Human motor compensations for thixotropy-dependent changes in resting wrist joint position after large joint movements

Aim: Resting tension of relaxed skeletal muscle fibres held at a given length varies with the immediate previous history of length changes and contractions. The primary aim of this study was to explore the motor control consequences of this history‐dependency in healthy subjects. Methods: Angular position and passive torque were recorded from the intact wrist joint. Integrated surface electromyography (IEMG) was recorded from wrist extensor and flexor muscles. Results: In relaxed subjects, wrist joint position was displaced towards dorsiflexion after a single high‐amplitude dorsiflexion movement combined with a strong flexor/extensor co‐contraction (dorsiflexion conditioning), whereas after volarflexion conditioning there was a shift towards volarflexion. These after‐effects could be abruptly cancelled by short periods (∼5 s) of rapid flapping hand movements or forceful isometric co‐contractions, findings indicative of muscle thixotropy. The IEMG‐evaluated motor after‐effects were as follows. A slowly subsiding wrist flexor contraction was needed to restore and maintain the original resting wrist position after dorsiflexion conditioning whereas a slowly subsiding extensor contraction was needed for the same goal after volarflexion conditioning.
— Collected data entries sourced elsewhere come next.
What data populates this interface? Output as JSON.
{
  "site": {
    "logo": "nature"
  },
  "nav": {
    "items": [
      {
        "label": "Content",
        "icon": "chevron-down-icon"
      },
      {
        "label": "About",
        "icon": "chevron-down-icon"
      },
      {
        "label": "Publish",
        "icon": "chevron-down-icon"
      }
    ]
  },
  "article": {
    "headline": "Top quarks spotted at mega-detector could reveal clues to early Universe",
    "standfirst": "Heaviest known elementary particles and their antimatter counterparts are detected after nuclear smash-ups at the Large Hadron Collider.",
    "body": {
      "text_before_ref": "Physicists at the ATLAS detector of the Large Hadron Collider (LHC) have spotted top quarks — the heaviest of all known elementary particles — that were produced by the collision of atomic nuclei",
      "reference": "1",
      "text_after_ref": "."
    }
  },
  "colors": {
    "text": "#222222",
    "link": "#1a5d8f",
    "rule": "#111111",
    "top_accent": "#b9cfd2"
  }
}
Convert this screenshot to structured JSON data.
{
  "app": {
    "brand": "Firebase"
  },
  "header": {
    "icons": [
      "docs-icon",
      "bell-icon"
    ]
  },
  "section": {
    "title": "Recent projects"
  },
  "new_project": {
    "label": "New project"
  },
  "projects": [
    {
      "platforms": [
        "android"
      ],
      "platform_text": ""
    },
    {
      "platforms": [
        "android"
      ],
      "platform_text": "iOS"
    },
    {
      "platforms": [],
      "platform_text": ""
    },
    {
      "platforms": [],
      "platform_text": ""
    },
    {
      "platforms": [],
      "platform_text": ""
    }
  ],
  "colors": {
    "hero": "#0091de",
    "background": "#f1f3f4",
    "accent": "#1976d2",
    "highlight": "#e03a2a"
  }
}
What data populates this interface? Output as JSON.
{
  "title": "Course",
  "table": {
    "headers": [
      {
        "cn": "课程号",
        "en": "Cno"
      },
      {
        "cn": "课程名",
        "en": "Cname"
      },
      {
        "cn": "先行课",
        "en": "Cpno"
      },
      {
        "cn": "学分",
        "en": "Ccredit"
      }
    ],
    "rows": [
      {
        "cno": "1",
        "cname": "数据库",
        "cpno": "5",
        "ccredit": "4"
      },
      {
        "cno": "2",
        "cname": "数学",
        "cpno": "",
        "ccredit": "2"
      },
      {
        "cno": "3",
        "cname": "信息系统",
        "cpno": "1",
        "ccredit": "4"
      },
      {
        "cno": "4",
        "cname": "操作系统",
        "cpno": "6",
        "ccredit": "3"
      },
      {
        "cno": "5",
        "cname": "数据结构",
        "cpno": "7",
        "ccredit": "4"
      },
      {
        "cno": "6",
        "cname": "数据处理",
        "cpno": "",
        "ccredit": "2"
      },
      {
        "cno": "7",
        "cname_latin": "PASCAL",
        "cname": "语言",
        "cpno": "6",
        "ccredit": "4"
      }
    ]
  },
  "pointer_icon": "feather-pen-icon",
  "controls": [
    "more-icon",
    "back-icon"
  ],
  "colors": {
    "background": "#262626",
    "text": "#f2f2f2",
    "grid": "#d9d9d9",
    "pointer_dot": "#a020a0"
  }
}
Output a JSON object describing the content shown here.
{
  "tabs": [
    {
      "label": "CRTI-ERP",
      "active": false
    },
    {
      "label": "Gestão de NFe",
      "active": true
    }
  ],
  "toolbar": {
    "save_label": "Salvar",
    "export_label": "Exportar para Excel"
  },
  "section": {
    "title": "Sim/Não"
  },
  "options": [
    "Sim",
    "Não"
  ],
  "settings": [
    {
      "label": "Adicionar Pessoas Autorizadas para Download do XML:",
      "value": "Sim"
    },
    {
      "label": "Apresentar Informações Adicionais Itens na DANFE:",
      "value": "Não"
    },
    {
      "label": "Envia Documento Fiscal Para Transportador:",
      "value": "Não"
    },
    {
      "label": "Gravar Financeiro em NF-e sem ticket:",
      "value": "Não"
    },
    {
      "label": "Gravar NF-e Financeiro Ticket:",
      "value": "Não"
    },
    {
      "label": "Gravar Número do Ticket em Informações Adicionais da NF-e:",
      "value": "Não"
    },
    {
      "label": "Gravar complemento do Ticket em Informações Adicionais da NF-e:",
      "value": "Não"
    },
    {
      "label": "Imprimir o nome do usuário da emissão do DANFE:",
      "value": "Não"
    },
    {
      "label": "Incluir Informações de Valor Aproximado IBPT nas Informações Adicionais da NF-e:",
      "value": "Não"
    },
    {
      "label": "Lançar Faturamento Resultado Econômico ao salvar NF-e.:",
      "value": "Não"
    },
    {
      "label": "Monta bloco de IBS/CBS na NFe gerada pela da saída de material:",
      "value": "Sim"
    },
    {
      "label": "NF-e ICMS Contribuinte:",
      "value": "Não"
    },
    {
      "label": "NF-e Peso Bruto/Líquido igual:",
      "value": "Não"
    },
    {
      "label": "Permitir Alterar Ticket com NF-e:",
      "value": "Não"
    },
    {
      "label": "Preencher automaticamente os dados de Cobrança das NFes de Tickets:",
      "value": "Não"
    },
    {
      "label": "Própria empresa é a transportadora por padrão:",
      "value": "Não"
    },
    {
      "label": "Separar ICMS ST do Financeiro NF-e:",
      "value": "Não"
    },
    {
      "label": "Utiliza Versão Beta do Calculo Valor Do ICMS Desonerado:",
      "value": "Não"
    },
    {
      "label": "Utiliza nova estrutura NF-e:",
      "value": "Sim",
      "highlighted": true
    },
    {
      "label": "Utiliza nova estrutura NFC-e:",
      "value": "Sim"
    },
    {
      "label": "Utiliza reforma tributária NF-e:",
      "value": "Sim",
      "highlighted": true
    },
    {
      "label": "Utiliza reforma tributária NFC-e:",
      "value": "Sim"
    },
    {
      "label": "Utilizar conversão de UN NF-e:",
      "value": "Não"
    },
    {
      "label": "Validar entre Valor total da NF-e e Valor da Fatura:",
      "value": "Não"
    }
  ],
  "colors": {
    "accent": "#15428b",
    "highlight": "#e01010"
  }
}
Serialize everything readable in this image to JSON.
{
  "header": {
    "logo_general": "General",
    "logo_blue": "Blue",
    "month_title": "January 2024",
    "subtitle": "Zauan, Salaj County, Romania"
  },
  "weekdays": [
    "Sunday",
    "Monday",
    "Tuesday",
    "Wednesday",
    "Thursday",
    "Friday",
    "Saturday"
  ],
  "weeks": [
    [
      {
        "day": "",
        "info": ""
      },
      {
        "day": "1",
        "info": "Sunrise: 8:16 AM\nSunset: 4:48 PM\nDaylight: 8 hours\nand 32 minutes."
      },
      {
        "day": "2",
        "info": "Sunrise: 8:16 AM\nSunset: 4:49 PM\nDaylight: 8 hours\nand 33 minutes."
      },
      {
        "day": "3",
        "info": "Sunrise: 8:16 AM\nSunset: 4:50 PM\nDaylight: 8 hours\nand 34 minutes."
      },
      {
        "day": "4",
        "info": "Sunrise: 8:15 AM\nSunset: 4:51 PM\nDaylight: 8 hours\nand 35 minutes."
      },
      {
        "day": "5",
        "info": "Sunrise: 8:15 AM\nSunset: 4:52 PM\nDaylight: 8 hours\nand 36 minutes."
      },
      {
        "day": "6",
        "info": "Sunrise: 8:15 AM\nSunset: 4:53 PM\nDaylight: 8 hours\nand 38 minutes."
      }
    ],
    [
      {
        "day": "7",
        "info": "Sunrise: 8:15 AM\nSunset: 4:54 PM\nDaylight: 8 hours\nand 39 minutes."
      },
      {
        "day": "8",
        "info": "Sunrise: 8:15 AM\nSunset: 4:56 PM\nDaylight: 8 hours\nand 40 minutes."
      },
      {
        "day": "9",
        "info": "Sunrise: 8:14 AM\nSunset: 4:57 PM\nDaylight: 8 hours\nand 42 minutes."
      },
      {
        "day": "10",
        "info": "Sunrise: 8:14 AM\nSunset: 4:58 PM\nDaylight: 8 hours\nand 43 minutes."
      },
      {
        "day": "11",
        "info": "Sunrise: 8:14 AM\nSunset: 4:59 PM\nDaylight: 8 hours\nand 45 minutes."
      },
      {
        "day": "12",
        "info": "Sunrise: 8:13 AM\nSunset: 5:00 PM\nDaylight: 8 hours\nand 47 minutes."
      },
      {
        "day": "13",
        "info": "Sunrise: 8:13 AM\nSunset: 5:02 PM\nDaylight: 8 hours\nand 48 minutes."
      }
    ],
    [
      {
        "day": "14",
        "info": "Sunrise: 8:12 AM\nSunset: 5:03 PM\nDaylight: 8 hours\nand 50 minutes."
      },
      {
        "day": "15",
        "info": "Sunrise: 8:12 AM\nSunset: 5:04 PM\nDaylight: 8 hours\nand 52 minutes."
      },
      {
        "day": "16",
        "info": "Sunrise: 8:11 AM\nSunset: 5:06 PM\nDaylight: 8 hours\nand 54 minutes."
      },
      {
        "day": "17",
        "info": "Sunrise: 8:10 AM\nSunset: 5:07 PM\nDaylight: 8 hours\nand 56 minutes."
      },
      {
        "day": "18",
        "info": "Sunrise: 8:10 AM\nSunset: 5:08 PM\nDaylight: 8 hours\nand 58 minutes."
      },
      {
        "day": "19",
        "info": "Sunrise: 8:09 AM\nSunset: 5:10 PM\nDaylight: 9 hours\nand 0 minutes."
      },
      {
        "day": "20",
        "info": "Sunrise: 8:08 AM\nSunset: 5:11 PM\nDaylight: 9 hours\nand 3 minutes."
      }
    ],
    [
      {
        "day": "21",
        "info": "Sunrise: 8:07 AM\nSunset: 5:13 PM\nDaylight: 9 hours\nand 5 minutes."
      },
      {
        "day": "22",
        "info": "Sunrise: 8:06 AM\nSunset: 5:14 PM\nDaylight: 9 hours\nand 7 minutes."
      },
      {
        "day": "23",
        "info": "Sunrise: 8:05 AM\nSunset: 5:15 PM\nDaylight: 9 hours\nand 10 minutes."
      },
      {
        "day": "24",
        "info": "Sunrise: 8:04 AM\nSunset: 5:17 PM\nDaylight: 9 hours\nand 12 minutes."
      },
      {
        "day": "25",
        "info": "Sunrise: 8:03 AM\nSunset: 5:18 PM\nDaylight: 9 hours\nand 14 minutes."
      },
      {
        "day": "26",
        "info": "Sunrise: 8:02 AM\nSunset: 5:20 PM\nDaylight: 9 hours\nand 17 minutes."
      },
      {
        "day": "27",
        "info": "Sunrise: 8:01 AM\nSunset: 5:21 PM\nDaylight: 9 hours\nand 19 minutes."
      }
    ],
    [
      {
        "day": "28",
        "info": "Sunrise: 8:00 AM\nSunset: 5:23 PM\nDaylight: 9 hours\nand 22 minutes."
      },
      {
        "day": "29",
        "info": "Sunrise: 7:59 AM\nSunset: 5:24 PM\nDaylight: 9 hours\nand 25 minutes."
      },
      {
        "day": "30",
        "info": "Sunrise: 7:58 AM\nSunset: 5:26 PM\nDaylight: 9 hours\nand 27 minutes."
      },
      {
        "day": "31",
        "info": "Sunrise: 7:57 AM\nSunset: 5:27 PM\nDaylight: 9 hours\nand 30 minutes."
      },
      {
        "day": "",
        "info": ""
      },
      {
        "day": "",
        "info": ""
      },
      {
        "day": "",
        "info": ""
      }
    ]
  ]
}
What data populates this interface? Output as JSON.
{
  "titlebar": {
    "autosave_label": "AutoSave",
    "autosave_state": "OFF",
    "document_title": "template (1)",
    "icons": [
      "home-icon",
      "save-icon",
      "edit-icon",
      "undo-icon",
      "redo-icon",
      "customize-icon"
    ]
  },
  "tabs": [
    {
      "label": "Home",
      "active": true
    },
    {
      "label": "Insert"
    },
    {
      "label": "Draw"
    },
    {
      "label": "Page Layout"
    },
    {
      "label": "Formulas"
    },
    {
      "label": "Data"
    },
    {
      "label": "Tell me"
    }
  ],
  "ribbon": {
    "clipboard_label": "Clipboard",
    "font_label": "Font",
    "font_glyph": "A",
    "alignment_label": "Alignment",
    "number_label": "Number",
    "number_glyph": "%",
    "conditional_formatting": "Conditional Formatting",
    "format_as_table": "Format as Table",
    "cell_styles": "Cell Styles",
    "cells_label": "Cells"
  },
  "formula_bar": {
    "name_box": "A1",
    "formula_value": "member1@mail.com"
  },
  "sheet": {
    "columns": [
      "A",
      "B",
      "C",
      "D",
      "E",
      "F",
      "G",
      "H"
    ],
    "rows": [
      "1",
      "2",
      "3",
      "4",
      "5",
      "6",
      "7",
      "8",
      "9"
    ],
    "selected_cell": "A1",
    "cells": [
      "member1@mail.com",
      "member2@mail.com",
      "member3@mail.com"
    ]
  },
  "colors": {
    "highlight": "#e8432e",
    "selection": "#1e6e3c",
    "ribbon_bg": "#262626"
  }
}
Furthermore, ongoing wrist extensor IEMG activity required to actively hold the wrist in a moderate dorsiflexed position or to resist a constant volar torque at resting position was temporarily reduced after dorsiflexion conditioning and enhanced (not significantly) after volarflexion conditioning. Conclusion: The results provide evidence that during voluntary maintenance of a desired wrist joint position the motor commands to the position‐holding muscles are unconsciously adjusted to compensate for thixotropy‐dependent variations in the resting tension of the muscles.